After last week’s good but relatively soupy episode—which Noel Murray liked more than I did—“Watching The Detectives” brings back some of the focus of “Thick As Mud,” which is still the best episode of the season. The plotting for Season Three has gotten so complicated that the most satisfying episodes have been ones that are built around solid, self-contained hour-long conceits—Dewey Crowe and his missing kidneys, the convergence to two separate investigations of Raylan—rather than those that merely volley between ongoing plot threads. While “Watching The Detectives” does its share of juggling, with bits about Limehouse’s shadowy machinations and Tanner’s attempt to return to the fold (Quarles: “[Raylan] saw you, which is why you chose this public place to meet, so I don’t chop your balls off right now”) and Sheriff Napier’s explosive reelection campaign, but it happens within a satisfying structure and the payoffs are many.
Stray observations:
• After his introduction as a larger-than-life villain, Limehouse’s emergence as a pragmatist has been refreshing. More than once this episode, we hear talk of him liking to “back the winning side,” and that seems to be where he’s positioning himself, as someone who stands to profit no matter who wins the war between Boyd and Quarles.
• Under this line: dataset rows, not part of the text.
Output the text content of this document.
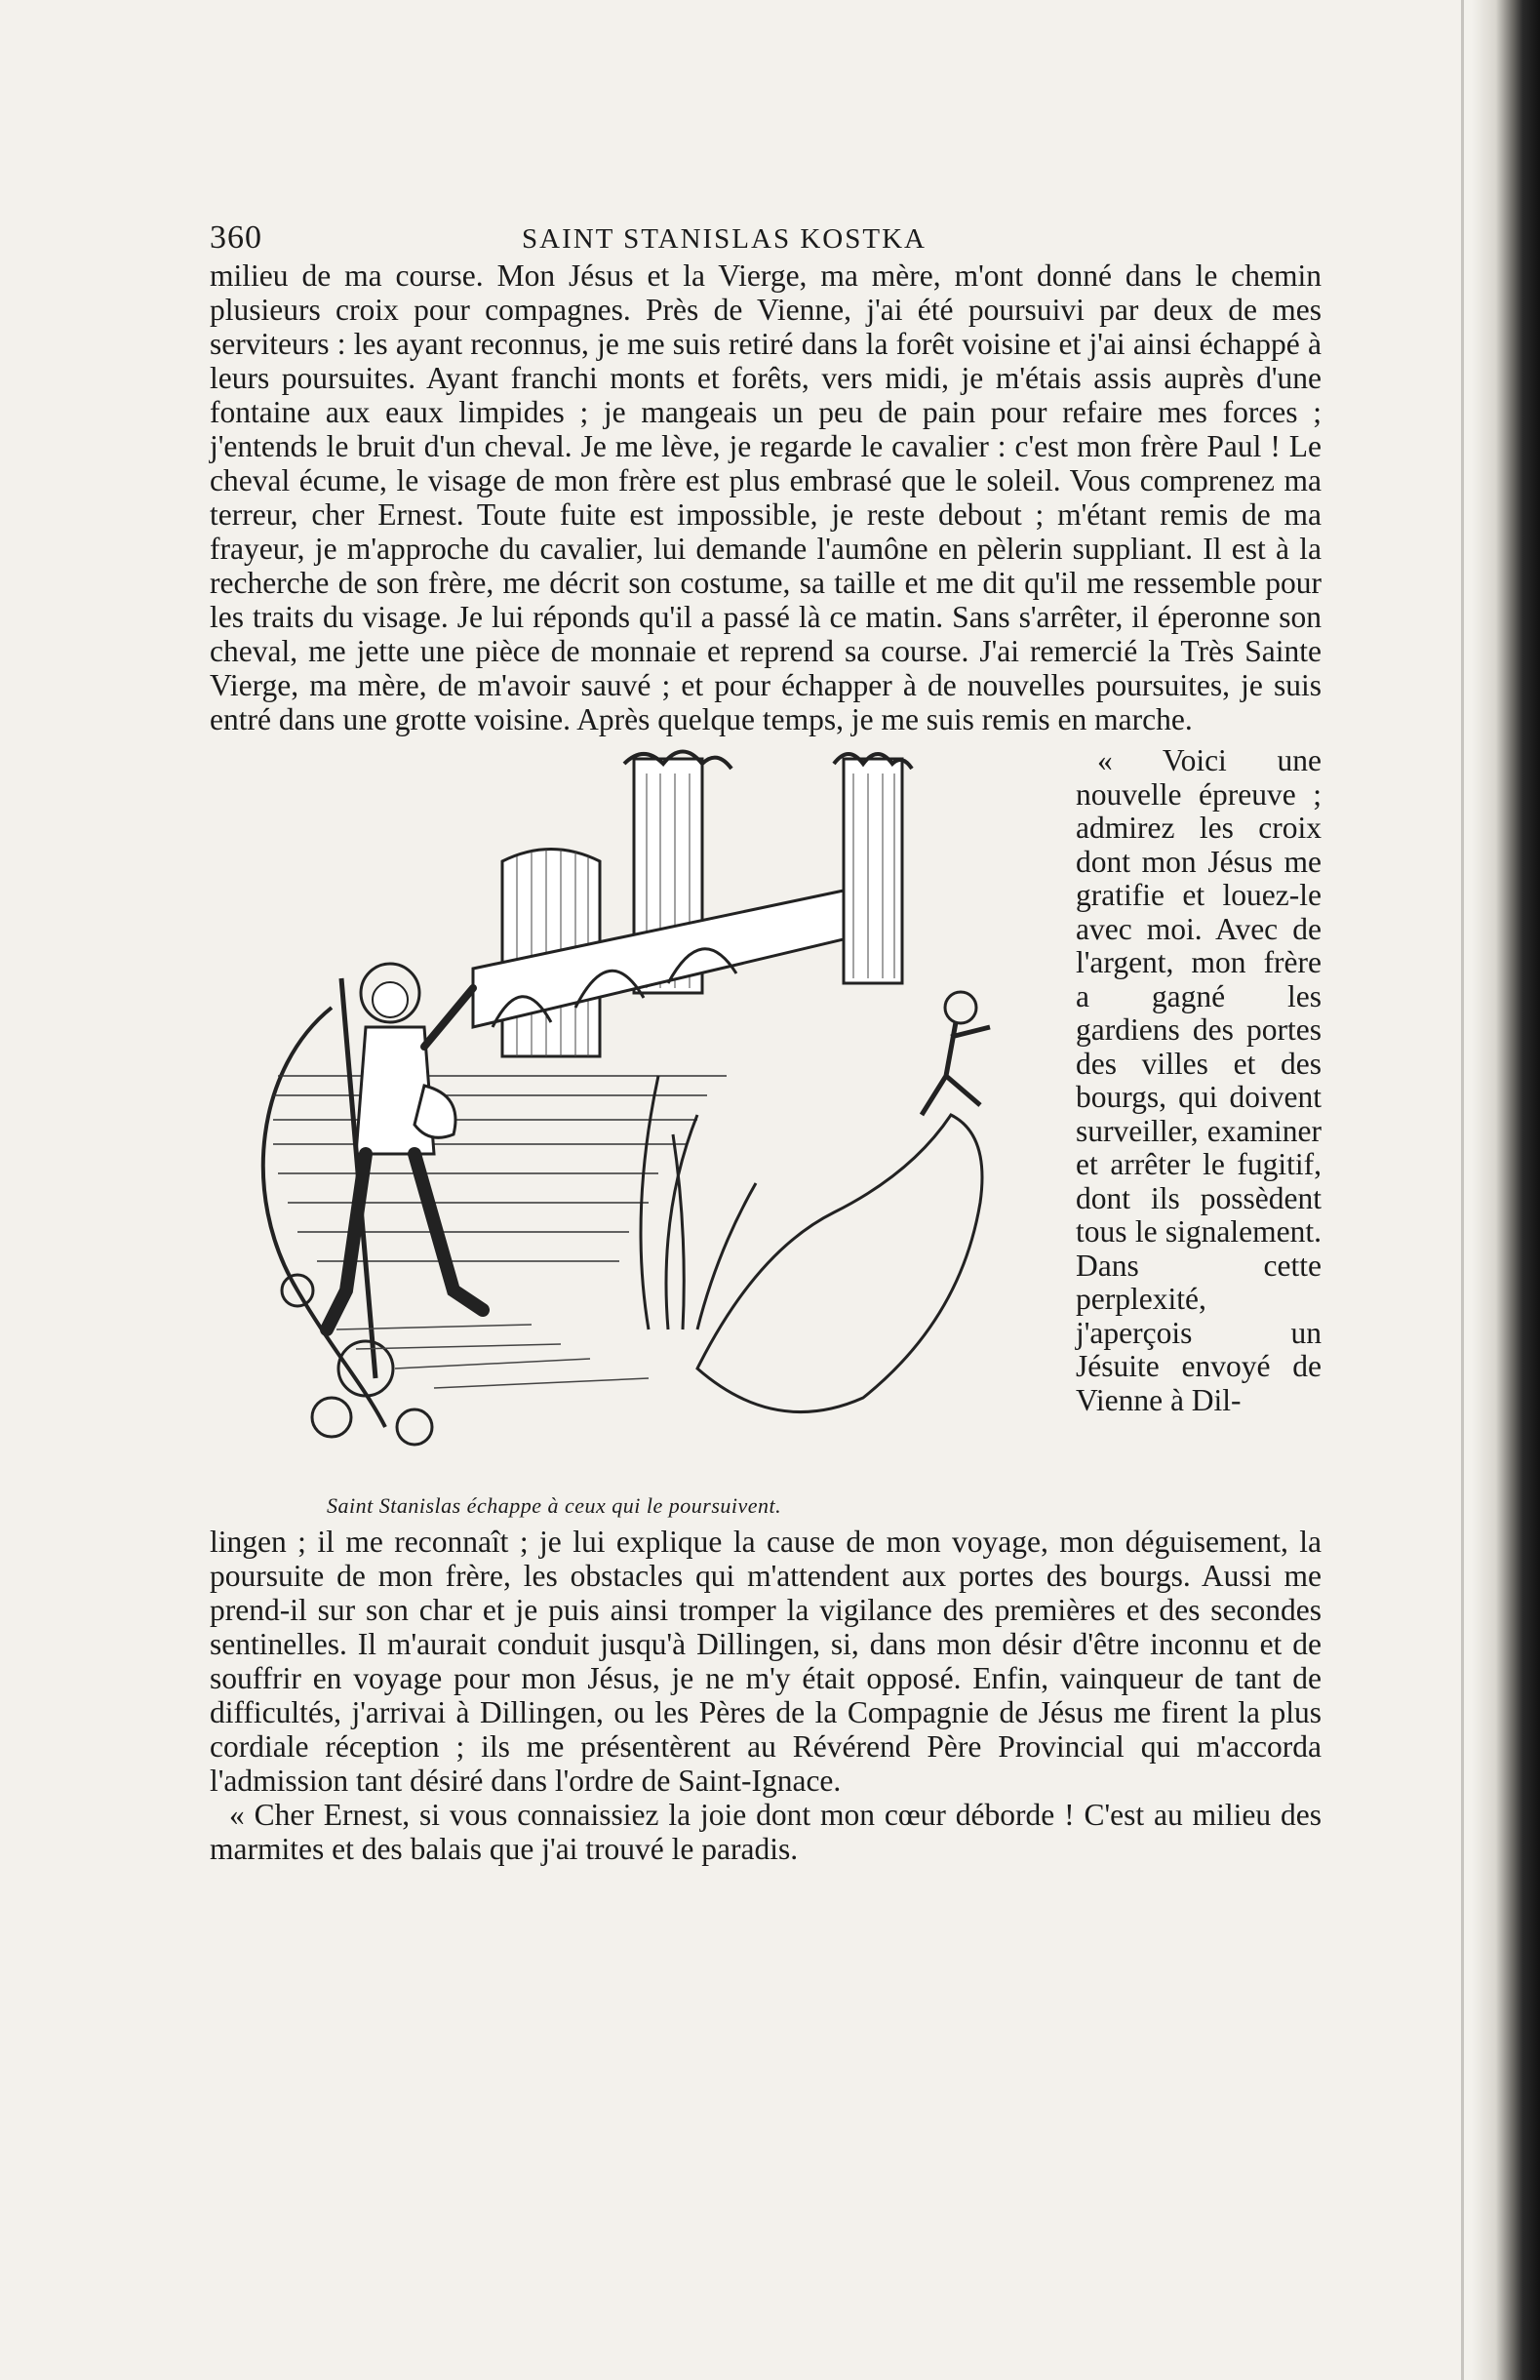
360	SAINT STANISLAS KOSTKA

milieu de ma course. Mon Jésus et la Vierge, ma mère, m'ont donné dans le chemin plusieurs croix pour compagnes. Près de Vienne, j'ai été poursuivi par deux de mes serviteurs : les ayant reconnus, je me suis retiré dans la forêt voisine et j'ai ainsi échappé à leurs poursuites. Ayant franchi monts et forêts, vers midi, je m'étais assis auprès d'une fontaine aux eaux limpides ; je mangeais un peu de pain pour refaire mes forces ; j'entends le bruit d'un cheval. Je me lève, je regarde le cavalier : c'est mon frère Paul ! Le cheval écume, le visage de mon frère est plus embrasé que le soleil. Vous comprenez ma terreur, cher Ernest. Toute fuite est impossible, je reste debout ; m'étant remis de ma frayeur, je m'approche du cavalier, lui demande l'aumône en pèlerin suppliant. Il est à la recherche de son frère, me décrit son costume, sa taille et me dit qu'il me ressemble pour les traits du visage. Je lui réponds qu'il a passé là ce matin. Sans s'arrêter, il éperonne son cheval, me jette une pièce de monnaie et reprend sa course. J'ai remercié la Très Sainte Vierge, ma mère, de m'avoir sauvé ; et pour échapper à de nouvelles poursuites, je suis entré dans une grotte voisine. Après quelque temps, je me suis remis en marche.

Saint Stanislas échappe à ceux qui le poursuivent.

« Voici une nouvelle épreuve ; admirez les croix dont mon Jésus me gratifie et louez-le avec moi. Avec de l'argent, mon frère a gagné les gardiens des portes des villes et des bourgs, qui doivent surveiller, examiner et arrêter le fugitif, dont ils possèdent tous le signalement. Dans cette perplexité, j'aperçois un Jésuite envoyé de Vienne à Dil-

lingen ; il me reconnaît ; je lui explique la cause de mon voyage, mon déguisement, la poursuite de mon frère, les obstacles qui m'attendent aux portes des bourgs. Aussi me prend-il sur son char et je puis ainsi tromper la vigilance des premières et des secondes sentinelles. Il m'aurait conduit jusqu'à Dillingen, si, dans mon désir d'être inconnu et de souffrir en voyage pour mon Jésus, je ne m'y était opposé. Enfin, vainqueur de tant de difficultés, j'arrivai à Dillingen, ou les Pères de la Compagnie de Jésus me firent la plus cordiale réception ; ils me présentèrent au Révérend Père Provincial qui m'accorda l'admission tant désiré dans l'ordre de Saint-Ignace.

« Cher Ernest, si vous connaissiez la joie dont mon cœur déborde ! C'est au milieu des marmites et des balais que j'ai trouvé le paradis.
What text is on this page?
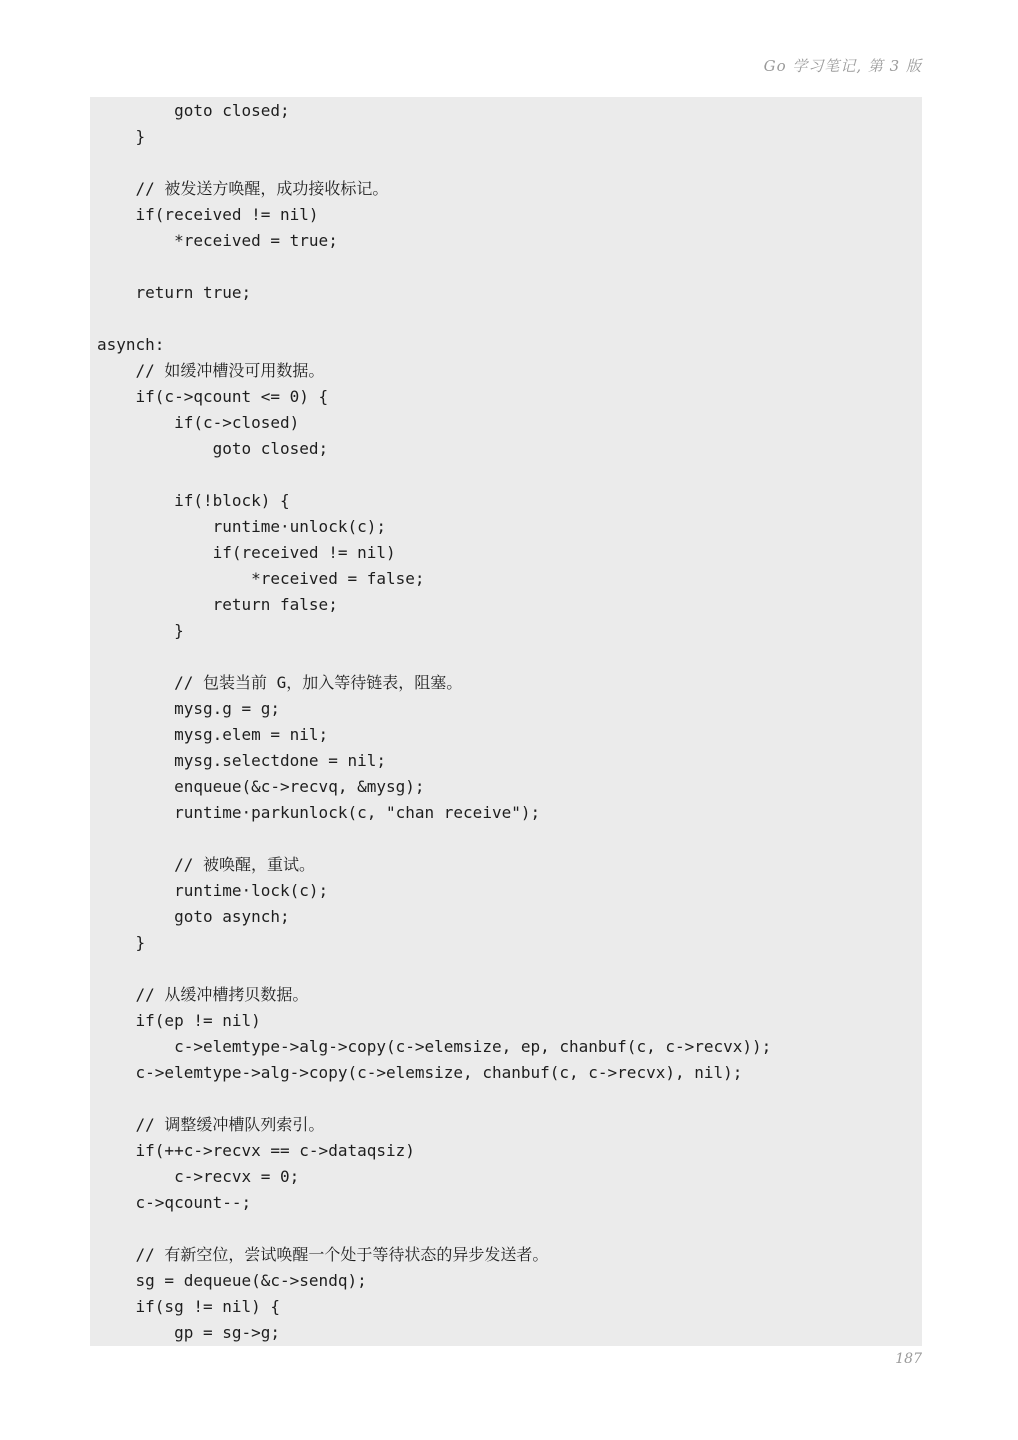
Go 学习笔记, 第 3 版
goto closed;
}

// 被发送方唤醒，成功接收标记。
if(received != nil)
*received = true;

return true;

asynch:
// 如缓冲槽没可用数据。
if(c->qcount <= 0) {
if(c->closed)
goto closed;

if(!block) {
runtime·unlock(c);
if(received != nil)
*received = false;
return false;
}

// 包装当前 G，加入等待链表，阻塞。
mysg.g = g;
mysg.elem = nil;
mysg.selectdone = nil;
enqueue(&c->recvq, &mysg);
runtime·parkunlock(c, "chan receive");

// 被唤醒，重试。
runtime·lock(c);
goto asynch;
}

// 从缓冲槽拷贝数据。
if(ep != nil)
c->elemtype->alg->copy(c->elemsize, ep, chanbuf(c, c->recvx));
c->elemtype->alg->copy(c->elemsize, chanbuf(c, c->recvx), nil);

// 调整缓冲槽队列索引。
if(++c->recvx == c->dataqsiz)
c->recvx = 0;
c->qcount--;

// 有新空位，尝试唤醒一个处于等待状态的异步发送者。
sg = dequeue(&c->sendq);
if(sg != nil) {
gp = sg->g;
187
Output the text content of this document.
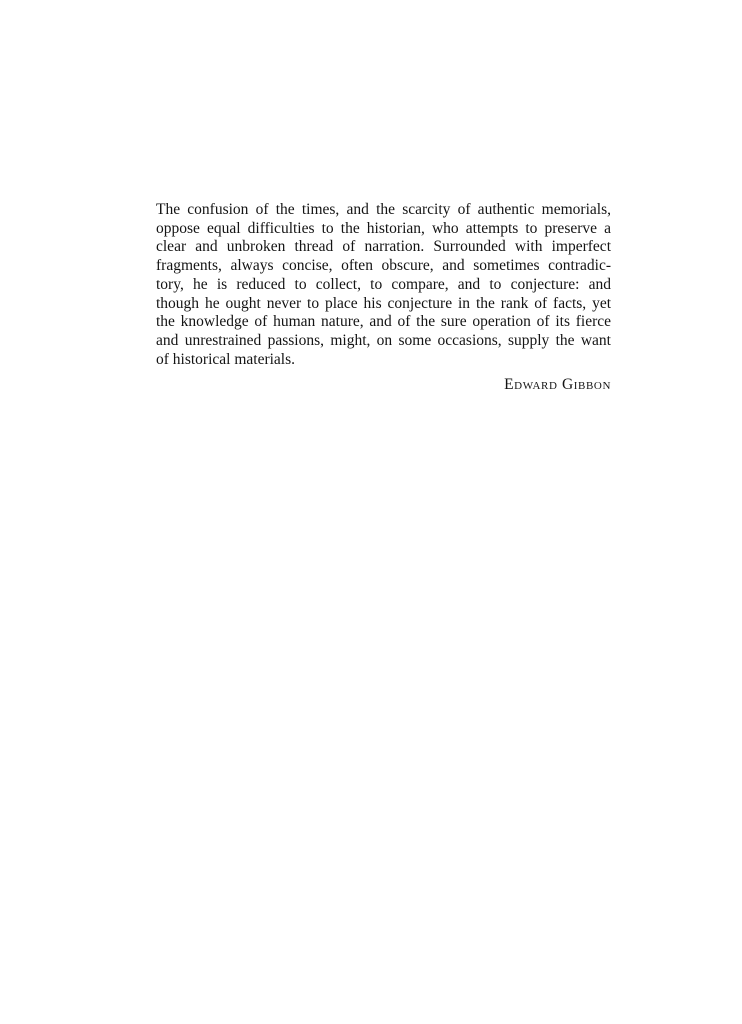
The confusion of the times, and the scarcity of authentic memorials,

oppose equal difficulties to the historian, who attempts to preserve a

clear and unbroken thread of narration. Surrounded with imperfect

fragments, always concise, often obscure, and sometimes contradic-

tory, he is reduced to collect, to compare, and to conjecture: and

though he ought never to place his conjecture in the rank of facts, yet

the knowledge of human nature, and of the sure operation of its fierce

and unrestrained passions, might, on some occasions, supply the want

of historical materials.

Edward Gibbon
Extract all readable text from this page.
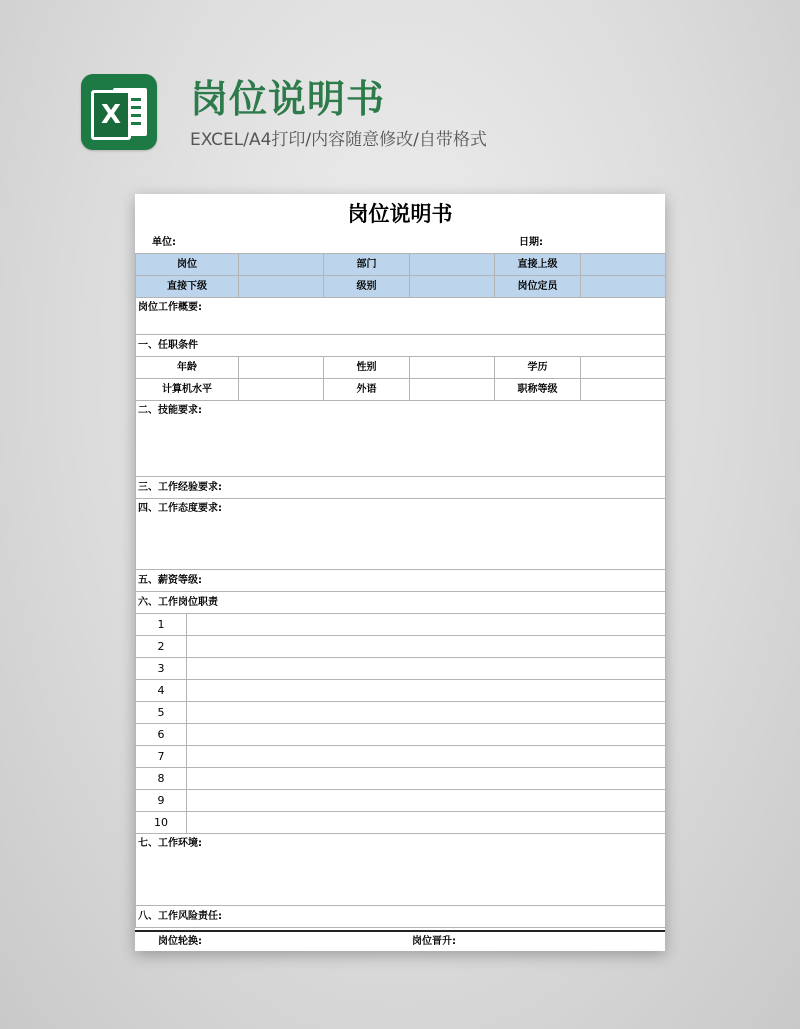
X 岗位说明书
EXCEL/A4打印/内容随意修改/自带格式
岗位说明书
单位:	日期:
岗位			部门		直接上级	
直接下级			级别		岗位定员	
岗位工作概要:						
一、任职条件						
年龄			性别		学历	
计算机水平			外语		职称等级	
二、技能要求:						
三、工作经验要求:						
四、工作态度要求:						
五、薪资等级:						
六、工作岗位职责						
1						
2						
3						
4						
5						
6						
7						
8						
9						
10						
七、工作环境:						
八、工作风险责任:						
岗位轮换:	岗位晋升:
• A great episode for Nick Searcy, who’s always at his best when Art is dealing with an affront to his person.
• Exchange of the night, on Raylan throwing the bullet at Duffy. Raylan: “I said, ‘The next one might be coming a little faster.” Detective: “Deputy, that might be the coolest thing I’ve ever laid ears on.” Very meta.
• Some fine suspense with the homicide investigator looking to open the “stuck” door that Duffy hasn’t cleaned out, though the shot of Quarles casually eating noodles out of a Tupperware container is another example of the show trying too hard for super-villain status.
• A welcome, purposeful return for Winona, who now has more to worry about than Raylan’s attentiveness as a boyfriend and future father. She also gets in a nice, frisky retort when Raylan asks if she touched the likely murder weapon: “What am I, an asshole?!"